Так вот, на шестьдесят шестом году моей бездарной жизни открылось мне следующее: проклятие, оказывается, тяготеет надо мной и надо всем нашим родом, тяготеет с незапамятных времен. Финики, сладкие, приторные, злокозненные, постоянно и неугомонно вторгались в судьбу того или иного моего предка, пытались повлиять на нее, искривить, обнулить. Эта космическая гадость, принимая различные формы (всегда – преходящие), способна заставить совершить самый безрассудный поступок, ведущий к гибели, но обещающий бездну блаженства. Все мои предки в той или иной мере вкусили от сих плодов и умерли не своей смертью. Работая над их жизнеописаниями, я еще тогда заметил эту трагическую закономерность и стал доискиваться, в чем причина. А теперь с ужасом вспоминаю, что в каждой новелле мною же были упомянуты финики! Почему? О, не только же потому, что я действительно люблю эти плоды, нет! Это финики (но не вяленые или сушеные, а метафизические, трансцендентные!) водили моим пером, желая прославиться и остаться на страницах английской литературы! Зачем им это было нужно, другой вопрос, ответа на который я, впрочем, все равно не знаю. Но с ними, с финиками, вообще все сложно. Зачем, например, было нужно губить сэра Ричарда, разочаровывая его в радостях рыцарского образа жизни? Зачем понадобилось мучить сэра Эдгара экзистенциальными страхами? А сэра Перегрина доставать под личиной жены? О, кстати! Это же их излюбленный метод – обернуться какой–нибудь прелестной, в значении прельстить, смутить, Беаткой! Или, как в моем случае, девушкой Вероникой!

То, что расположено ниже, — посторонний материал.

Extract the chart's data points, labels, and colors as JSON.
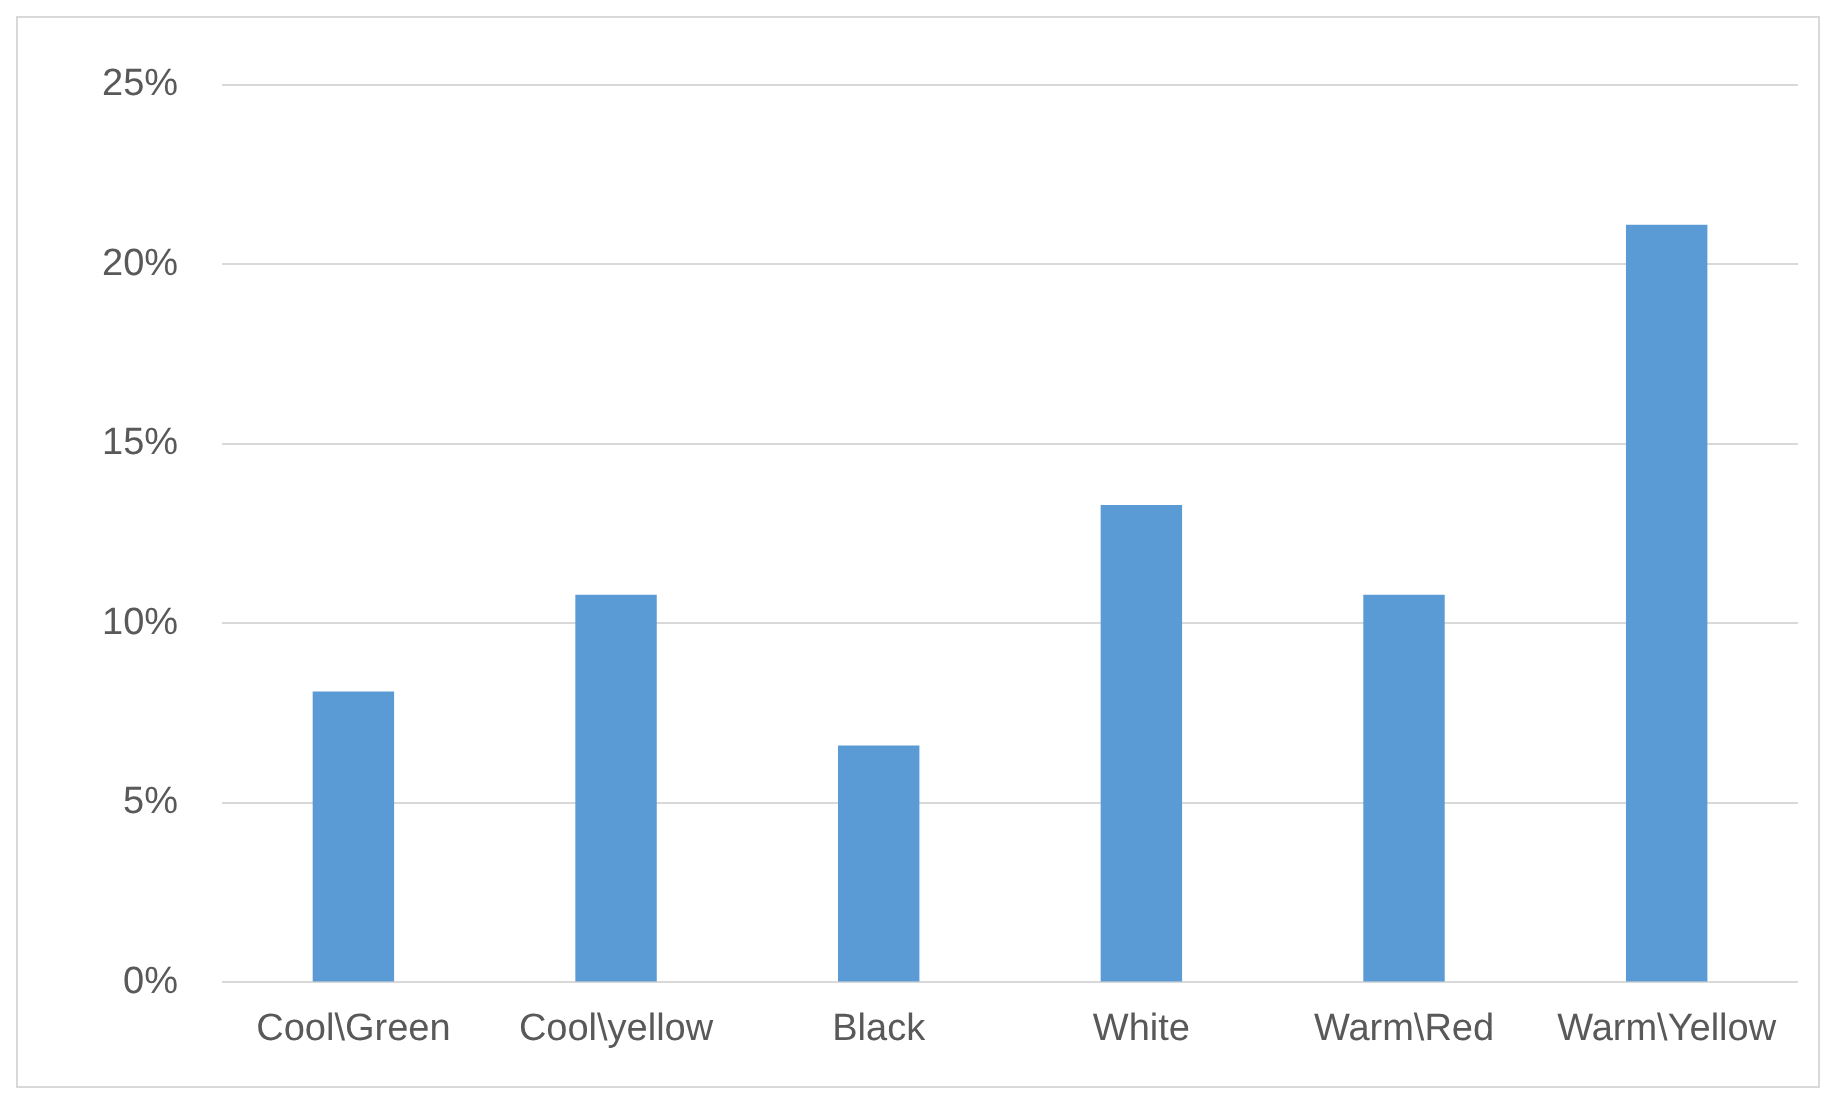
{
  "chart_data": {
    "type": "bar",
    "categories": [
      "Cool\\Green",
      "Cool\\yellow",
      "Black",
      "White",
      "Warm\\Red",
      "Warm\\Yellow"
    ],
    "values": [
      8.1,
      10.8,
      6.6,
      13.3,
      10.8,
      21.1
    ],
    "color": "#5b9bd5",
    "ylim": [
      0,
      25
    ],
    "yticks": [
      {
        "value": 0,
        "label": "0%"
      },
      {
        "value": 5,
        "label": "5%"
      },
      {
        "value": 10,
        "label": "10%"
      },
      {
        "value": 15,
        "label": "15%"
      },
      {
        "value": 20,
        "label": "20%"
      },
      {
        "value": 25,
        "label": "25%"
      }
    ],
    "grid": "y"
  }
}
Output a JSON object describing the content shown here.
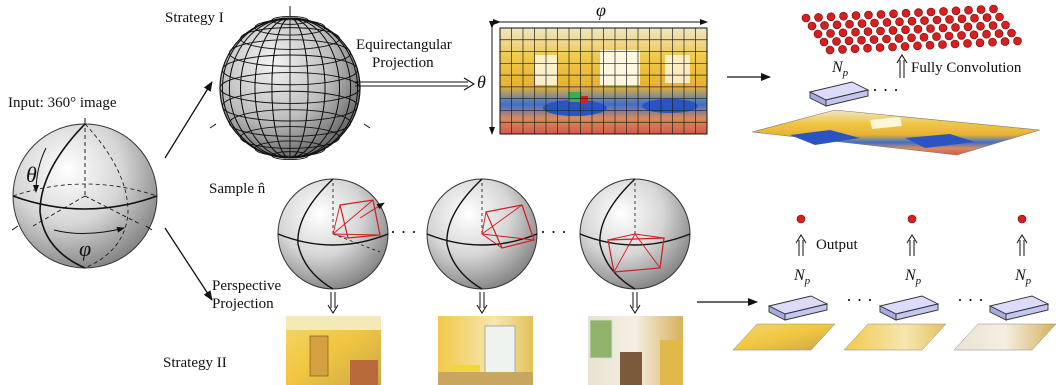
{
  "labels": {
    "input": "Input: 360° image",
    "strategy1": "Strategy I",
    "strategy2": "Strategy II",
    "equirect_line1": "Equirectangular",
    "equirect_line2": "Projection",
    "fully_conv": "Fully Convolution",
    "sample": "Sample n̂",
    "persp_line1": "Perspective",
    "persp_line2": "Projection",
    "output": "Output",
    "dots": "·  ·  ·"
  },
  "symbols": {
    "theta": "θ",
    "phi": "φ",
    "np": "N",
    "np_sub": "p"
  },
  "colors": {
    "node_red": "#d81e1e",
    "box_fill": "#c4c6f2",
    "box_top": "#dcdcfa",
    "patch_red": "#cc1f1f",
    "grid_line": "#222222"
  }
}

Короче, я поставил перед собой задачу понять, как финики влияют на мою жизнь и как с ними можно бороться. Разумеется, о том, чего они от всех нас хотят – об этом нечего и пытаться думать, потому что бесполезно – иррациональная сила не знает своих целей. А может быть, пращур Флинс чем–нибудь когда–нибудь обозлил их, или просто где–то дал слабину в своей судьбе (а значит, и в судьбе рода), позволил проникнуть в ее ткань этим сладко щекочущим вирусам, этому горькому меду, и с тех пор все последующие поколения за это расплачиваются. Как бы то ни было, раз уж настал мой черед, я готов. Со стихами ничего не получилось, так хоть за кровных своих поквитаюсь, ощущая себя членом рода, ощущая прошлое как настоящее! Ни один из предков не знал, кто виновен в их бедах, мне же это известно. Может быть, в этом моя сила. Я иду на битву с открытыми глазами.

О, ars poetica! О, ars moriendi!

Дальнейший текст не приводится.